17. HHS should develop a set of strong enforcement measures that produces high levels of compliance with the rules applicable to the NHIN on the part of custodians of personal health information, but does not impose an excessive level of complexity or cost.
18. HHS should ensure that policies requiring a high level of compliance are built into the architecture of the NHIN.
19. HHS should adopt a rule providing that continued participation in the NHIN by an organization is contingent on compliance with the NHIN's privacy, confidentiality, and security rules.
20. HHS should ensure that appropriate penalties be imposed for egregious privacy, confidentiality, or security violations committed by any individual or entity.
21. HHS should seek to ensure through legislative, regulatory, or other means that individuals whose privacy, confidentiality, or security is breached are entitled to reasonable compensation.
22. HHS should support legislative or regulatory measures to eliminate or reduce as much as possible the potential harmful discriminatory effects of personal health information disclosure.

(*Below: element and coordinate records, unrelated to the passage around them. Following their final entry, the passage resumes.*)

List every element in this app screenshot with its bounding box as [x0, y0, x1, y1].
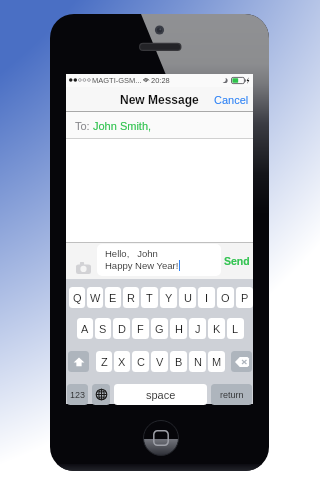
- button[interactable]: D: [113, 318, 130, 339]
- button[interactable]: S: [95, 318, 111, 339]
- staticText: 20:28: [151, 76, 170, 84]
- button[interactable]: U: [179, 287, 196, 308]
- button[interactable]: L: [227, 318, 244, 339]
- button[interactable]: Backspace: [231, 351, 252, 372]
- staticText: F: [137, 323, 144, 335]
- button[interactable]: A: [77, 318, 93, 339]
- staticText: Z: [101, 356, 108, 368]
- staticText: R: [127, 292, 135, 304]
- button[interactable]: K: [208, 318, 225, 339]
- staticText: MAGTI-GSM...: [92, 76, 142, 84]
- button[interactable]: X: [114, 351, 130, 372]
- staticText: 123: [70, 390, 86, 400]
- staticText: Happy New Year!: [105, 260, 179, 271]
- button[interactable]: M: [208, 351, 225, 372]
- button[interactable]: I: [198, 287, 215, 308]
- button[interactable]: Z: [96, 351, 112, 372]
- button[interactable]: H: [170, 318, 187, 339]
- staticText: Y: [165, 292, 173, 304]
- button[interactable]: E: [105, 287, 121, 308]
- button[interactable]: Cancel: [206, 89, 253, 111]
- staticText: L: [232, 323, 239, 335]
- button[interactable]: Q: [69, 287, 85, 308]
- button[interactable]: J: [189, 318, 206, 339]
- staticText: C: [137, 356, 145, 368]
- staticText: I: [205, 292, 209, 304]
- button[interactable]: O: [217, 287, 234, 308]
- button[interactable]: W: [87, 287, 103, 308]
- button[interactable]: G: [151, 318, 168, 339]
- staticText: space: [146, 389, 176, 401]
- button[interactable]: F: [132, 318, 149, 339]
- button[interactable]: return: [211, 384, 252, 405]
- staticText: Q: [73, 292, 82, 304]
- staticText: return: [220, 390, 244, 400]
- button[interactable]: R: [123, 287, 139, 308]
- staticText: Send: [224, 255, 250, 267]
- button[interactable]: N: [189, 351, 206, 372]
- staticText: V: [156, 356, 164, 368]
- staticText: E: [109, 292, 117, 304]
- staticText: Cancel: [214, 94, 249, 106]
- button[interactable]: Send: [219, 251, 253, 271]
- button[interactable]: V: [151, 351, 168, 372]
- button[interactable]: space: [114, 384, 207, 405]
- staticText: N: [194, 356, 202, 368]
- staticText: John Smith,: [93, 120, 152, 132]
- button[interactable]: Shift: [68, 351, 89, 372]
- button[interactable]: C: [132, 351, 149, 372]
- button[interactable]: T: [141, 287, 158, 308]
- button[interactable]: B: [170, 351, 187, 372]
- staticText: P: [241, 292, 249, 304]
- button[interactable]: Switch keyboard: [92, 384, 110, 405]
- staticText: S: [99, 323, 107, 335]
- staticText: X: [118, 356, 126, 368]
- staticText: G: [155, 323, 164, 335]
- button[interactable]: Camera: [75, 260, 91, 276]
- staticText: B: [175, 356, 183, 368]
- staticText: M: [212, 356, 222, 368]
- staticText: O: [221, 292, 230, 304]
- button[interactable]: 123: [67, 384, 88, 405]
- button[interactable]: P: [236, 287, 253, 308]
- staticText: Hello, John: [105, 248, 158, 259]
- staticText: D: [118, 323, 126, 335]
- staticText: H: [175, 323, 183, 335]
- button[interactable]: Y: [160, 287, 177, 308]
- button[interactable]: Hello, John: [97, 244, 221, 276]
- staticText: U: [184, 292, 192, 304]
- staticText: T: [146, 292, 153, 304]
- staticText: New Message: [120, 93, 199, 106]
- staticText: K: [213, 323, 221, 335]
- staticText: W: [90, 292, 101, 304]
- staticText: A: [81, 323, 89, 335]
- staticText: J: [195, 323, 201, 335]
- staticText: To:: [75, 120, 90, 132]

23. NCVHS endorses strong enforcement of the HIPAA Privacy Rule with regard to business associates, and, if necessary, HHS should amend the Rule to increase the responsibility of covered entities to control the privacy, confidentiality, and security practices of business associates.
24. Public and professional education should be a top priority for HHS and all other entities of the NHIN.
25. Meaningful numbers of consumers should be appointed to serve on all national, regional, and local boards governing the NHIN.
26. HHS should establish and support ongoing research to assess the effectiveness and public confidence in the privacy, confidentiality, and security of the NHIN and its components.